Что ж, время холода прошло. Летом наступила душная жара, а вместе с ней и скука. Было очень тяжело оставаться на лежанке день за днем, она казалась слишком маленькой и узкой. Скорее случайно, чем намеренно Гизела начала напевать – вначале робко, затем все громче. Оказалось, она не разучилась это делать. С ее губ слетали звонкие серебристые звуки, чистые, как пение птиц в небесах и в зелени деревьев, птиц, не тревожившихся о том, что когда-то наступит зима.

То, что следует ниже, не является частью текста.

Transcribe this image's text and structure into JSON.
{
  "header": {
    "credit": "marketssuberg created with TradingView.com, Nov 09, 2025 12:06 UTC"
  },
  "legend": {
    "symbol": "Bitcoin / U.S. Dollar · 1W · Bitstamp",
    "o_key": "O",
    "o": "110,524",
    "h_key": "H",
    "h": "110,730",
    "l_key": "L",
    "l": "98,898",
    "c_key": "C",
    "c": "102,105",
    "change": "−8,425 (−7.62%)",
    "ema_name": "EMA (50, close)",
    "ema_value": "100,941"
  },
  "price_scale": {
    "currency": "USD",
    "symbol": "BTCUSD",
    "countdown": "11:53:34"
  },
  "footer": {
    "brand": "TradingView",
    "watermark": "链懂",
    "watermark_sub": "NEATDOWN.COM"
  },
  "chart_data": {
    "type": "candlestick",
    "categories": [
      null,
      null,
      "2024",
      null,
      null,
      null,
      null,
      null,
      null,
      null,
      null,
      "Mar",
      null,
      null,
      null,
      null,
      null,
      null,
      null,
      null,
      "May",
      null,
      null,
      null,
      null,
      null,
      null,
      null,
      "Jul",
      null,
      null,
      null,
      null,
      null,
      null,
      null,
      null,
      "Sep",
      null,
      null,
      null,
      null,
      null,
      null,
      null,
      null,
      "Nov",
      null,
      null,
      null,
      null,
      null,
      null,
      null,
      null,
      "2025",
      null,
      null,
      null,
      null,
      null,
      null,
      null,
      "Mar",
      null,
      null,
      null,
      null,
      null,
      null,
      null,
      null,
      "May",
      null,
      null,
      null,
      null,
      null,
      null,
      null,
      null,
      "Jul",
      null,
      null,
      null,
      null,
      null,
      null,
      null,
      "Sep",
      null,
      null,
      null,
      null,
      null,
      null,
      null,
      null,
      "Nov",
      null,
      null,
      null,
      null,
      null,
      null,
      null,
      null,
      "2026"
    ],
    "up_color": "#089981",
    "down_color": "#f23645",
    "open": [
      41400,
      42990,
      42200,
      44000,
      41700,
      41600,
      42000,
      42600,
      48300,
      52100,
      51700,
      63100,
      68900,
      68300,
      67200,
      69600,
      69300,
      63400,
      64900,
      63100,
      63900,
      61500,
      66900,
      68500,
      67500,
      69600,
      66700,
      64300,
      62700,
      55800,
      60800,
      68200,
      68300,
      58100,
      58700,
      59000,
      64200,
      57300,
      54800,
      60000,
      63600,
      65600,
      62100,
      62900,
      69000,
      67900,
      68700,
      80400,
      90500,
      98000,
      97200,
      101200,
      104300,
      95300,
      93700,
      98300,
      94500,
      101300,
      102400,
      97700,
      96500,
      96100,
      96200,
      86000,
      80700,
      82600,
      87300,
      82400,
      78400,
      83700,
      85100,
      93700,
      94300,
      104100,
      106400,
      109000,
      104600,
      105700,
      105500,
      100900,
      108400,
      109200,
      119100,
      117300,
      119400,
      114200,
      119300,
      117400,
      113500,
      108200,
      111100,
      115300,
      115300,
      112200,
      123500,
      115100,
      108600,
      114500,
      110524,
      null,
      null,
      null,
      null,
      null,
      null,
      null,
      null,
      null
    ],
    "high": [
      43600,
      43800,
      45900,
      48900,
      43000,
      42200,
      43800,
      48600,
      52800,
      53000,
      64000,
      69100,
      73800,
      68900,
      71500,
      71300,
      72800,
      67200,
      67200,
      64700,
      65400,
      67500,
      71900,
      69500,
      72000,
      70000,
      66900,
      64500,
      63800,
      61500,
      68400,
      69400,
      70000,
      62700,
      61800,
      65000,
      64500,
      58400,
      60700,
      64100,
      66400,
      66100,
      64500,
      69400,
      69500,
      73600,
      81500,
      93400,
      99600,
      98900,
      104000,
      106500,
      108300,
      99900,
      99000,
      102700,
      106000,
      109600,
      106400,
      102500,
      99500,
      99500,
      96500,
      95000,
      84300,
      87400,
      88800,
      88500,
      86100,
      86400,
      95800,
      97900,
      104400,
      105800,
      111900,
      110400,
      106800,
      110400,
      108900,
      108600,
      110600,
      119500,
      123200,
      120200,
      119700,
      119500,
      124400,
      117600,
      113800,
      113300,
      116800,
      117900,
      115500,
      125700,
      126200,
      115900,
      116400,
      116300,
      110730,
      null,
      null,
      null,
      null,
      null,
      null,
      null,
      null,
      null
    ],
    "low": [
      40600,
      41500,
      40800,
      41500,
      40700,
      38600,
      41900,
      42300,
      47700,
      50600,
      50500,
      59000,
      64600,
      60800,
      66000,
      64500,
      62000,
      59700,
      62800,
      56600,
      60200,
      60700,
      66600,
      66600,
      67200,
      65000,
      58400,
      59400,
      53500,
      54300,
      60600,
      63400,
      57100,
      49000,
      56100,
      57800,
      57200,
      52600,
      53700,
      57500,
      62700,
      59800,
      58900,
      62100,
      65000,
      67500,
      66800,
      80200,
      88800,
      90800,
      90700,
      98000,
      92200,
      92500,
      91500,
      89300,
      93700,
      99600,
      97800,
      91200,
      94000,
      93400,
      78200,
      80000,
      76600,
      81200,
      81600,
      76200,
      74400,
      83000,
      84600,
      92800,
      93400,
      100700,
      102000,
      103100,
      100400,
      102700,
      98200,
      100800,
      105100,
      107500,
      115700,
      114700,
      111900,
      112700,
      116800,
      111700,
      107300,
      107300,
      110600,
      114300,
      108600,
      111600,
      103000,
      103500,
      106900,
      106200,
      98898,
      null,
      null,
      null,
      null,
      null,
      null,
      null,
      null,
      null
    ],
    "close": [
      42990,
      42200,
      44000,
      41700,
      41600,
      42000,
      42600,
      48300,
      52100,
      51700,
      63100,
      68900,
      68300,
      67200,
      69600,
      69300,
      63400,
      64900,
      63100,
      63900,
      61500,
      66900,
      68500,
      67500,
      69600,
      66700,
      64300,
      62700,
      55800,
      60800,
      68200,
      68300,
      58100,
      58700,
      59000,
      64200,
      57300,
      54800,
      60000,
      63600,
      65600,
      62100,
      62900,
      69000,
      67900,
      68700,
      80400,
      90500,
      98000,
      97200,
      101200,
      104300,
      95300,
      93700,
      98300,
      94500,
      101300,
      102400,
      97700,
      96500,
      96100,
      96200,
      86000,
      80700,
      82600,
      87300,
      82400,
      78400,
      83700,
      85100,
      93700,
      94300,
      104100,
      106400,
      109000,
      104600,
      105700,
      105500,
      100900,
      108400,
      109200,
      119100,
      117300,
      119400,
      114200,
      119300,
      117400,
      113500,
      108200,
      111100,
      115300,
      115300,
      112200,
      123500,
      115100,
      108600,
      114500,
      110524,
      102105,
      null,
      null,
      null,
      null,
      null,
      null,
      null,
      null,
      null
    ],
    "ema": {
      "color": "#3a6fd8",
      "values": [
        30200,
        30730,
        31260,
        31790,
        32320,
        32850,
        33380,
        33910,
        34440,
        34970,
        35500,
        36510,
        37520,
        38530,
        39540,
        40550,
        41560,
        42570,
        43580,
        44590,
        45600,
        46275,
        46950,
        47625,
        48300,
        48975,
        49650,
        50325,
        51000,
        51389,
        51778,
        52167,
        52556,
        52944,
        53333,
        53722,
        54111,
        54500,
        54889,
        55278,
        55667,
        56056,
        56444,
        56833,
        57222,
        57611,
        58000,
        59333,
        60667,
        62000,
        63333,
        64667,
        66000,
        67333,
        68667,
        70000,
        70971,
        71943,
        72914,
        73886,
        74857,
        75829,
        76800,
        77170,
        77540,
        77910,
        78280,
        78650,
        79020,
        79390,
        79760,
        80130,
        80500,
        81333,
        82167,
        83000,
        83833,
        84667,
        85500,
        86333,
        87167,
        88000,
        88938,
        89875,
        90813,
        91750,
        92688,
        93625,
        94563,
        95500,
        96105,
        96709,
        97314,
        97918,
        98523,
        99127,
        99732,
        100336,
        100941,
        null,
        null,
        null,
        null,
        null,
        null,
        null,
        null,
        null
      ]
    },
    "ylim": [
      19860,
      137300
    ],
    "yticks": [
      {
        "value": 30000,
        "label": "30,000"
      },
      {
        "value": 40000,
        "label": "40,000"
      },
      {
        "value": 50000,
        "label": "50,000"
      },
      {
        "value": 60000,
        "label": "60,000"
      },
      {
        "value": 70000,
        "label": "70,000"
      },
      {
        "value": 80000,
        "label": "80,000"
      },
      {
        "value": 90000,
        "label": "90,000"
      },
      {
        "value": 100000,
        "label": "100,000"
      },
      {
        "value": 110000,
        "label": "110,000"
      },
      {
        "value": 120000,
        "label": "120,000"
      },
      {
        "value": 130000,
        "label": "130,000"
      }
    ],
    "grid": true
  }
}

И Гизела чувствовала, как пение возвращает ее к жизни.
Сев, она увидела, что Руна куда-то вышла и они с Таурином остались одни. Девушка не обращала на него внимания – она вообще сейчас старалась ни на что не обращать внимания.
В домике было темно и жарко, но ее песня была легкой и светлой. Музыка взлетала к потолку, проходила сквозь крышу и устремлялась в небеса. Вначале Гизела напевала мелодию, но затем с ее губ слетели слова псалма. Они поднимались из глубин ее памяти – сокровищницы молитв, ждавшей своего часа. Молитв, славивших Господа. Молитв, исполненных скорби о горькой судьбе людей. Да, Гизела скорбела, но скорбь ее была светла. Псалом взмывал все выше. Он отринул этот мир, и на мгновение, на одно только мгновение отринула его и Гизела.